Blessed Kateri needs one more miracle that can be attributed to her intercession to be declared a saint. Neither Finkbonner nor Sauer know when the Vatican will make that decision.

In an Aug. 13 Canwest News Service story, Monsignor Paul Lenz said that evidence of a miracle, gathered over two years, was sent to Rome in July. Lenz did not say what the miracle was, though stories in Catholic publications dating back to 2006 note that Jake's survival and recovery would be presented as evidence in Blessed Kateri's canonization process.

If she is declared a saint, it means that she will be among those who stand before the presence of God and who serve as examples for Catholics, according to Sauer.

"They're the heroes, if you will, of the church and its history, for us to look up to and emulate.
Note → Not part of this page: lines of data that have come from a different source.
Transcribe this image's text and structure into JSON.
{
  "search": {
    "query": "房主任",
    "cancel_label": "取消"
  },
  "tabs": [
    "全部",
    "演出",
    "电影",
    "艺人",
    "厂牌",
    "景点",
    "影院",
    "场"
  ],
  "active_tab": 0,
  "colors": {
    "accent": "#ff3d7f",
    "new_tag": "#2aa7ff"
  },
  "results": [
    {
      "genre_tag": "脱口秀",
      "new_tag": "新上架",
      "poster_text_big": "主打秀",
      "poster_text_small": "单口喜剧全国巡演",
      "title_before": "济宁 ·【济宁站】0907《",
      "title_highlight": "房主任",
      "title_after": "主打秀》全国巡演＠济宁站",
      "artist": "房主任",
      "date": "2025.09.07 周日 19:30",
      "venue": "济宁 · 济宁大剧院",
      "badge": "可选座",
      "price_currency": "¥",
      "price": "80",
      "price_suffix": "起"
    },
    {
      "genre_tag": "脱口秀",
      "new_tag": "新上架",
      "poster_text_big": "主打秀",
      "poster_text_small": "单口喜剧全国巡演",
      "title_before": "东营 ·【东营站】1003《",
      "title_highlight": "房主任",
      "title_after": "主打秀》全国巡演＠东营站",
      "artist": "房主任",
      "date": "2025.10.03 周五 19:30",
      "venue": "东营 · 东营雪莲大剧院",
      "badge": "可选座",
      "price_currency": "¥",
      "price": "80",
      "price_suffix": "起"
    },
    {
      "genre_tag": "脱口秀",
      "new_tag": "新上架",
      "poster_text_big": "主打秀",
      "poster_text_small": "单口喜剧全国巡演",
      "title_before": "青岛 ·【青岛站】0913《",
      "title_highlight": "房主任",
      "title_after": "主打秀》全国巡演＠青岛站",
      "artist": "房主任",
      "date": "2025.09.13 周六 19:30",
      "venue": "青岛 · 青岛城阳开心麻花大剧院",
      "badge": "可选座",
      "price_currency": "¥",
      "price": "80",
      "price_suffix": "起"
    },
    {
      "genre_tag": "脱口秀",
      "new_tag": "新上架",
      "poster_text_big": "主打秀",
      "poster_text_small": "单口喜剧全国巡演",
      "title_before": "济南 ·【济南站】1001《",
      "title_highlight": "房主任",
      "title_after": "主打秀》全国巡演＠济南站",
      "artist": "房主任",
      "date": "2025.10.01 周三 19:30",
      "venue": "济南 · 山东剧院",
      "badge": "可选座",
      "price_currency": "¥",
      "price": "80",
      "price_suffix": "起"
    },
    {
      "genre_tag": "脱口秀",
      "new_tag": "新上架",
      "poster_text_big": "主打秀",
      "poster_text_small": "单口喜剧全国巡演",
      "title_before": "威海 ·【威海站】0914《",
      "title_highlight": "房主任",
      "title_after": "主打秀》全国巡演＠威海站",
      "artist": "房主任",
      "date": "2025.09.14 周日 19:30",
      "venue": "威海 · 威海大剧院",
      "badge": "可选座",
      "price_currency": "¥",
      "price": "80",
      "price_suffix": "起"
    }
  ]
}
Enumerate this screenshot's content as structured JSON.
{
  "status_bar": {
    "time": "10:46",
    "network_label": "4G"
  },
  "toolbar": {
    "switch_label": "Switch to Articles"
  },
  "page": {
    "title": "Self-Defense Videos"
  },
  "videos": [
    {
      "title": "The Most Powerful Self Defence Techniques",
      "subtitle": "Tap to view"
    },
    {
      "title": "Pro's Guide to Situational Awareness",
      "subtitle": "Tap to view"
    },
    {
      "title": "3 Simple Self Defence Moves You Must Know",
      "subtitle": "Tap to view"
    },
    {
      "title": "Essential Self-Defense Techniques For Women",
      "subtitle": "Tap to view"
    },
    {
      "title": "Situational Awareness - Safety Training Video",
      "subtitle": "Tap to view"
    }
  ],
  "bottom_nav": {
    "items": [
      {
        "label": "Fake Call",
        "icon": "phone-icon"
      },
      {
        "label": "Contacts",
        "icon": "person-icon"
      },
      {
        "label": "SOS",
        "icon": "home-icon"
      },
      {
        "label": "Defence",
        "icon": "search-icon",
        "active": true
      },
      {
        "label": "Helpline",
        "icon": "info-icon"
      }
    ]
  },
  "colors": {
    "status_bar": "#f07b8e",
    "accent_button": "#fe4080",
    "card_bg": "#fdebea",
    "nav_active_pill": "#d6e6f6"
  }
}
They are people who lived their Christian faith in an exemplary way, which is what a saint is, that ought to be mediated on and imitated," he said.

"We do not worship them. They do not replace God or Jesus," Sauer added.

No matter the decision, the Finkbonners said they already have their answer.

"Whether they attribute his healing to Blessed Kateri or not, that's up to the church, that's up to the Vatican," Elsa Finkbonner said. "But it doesn't take anybody to tell Donny and I what happened to him was, in fact, a miracle."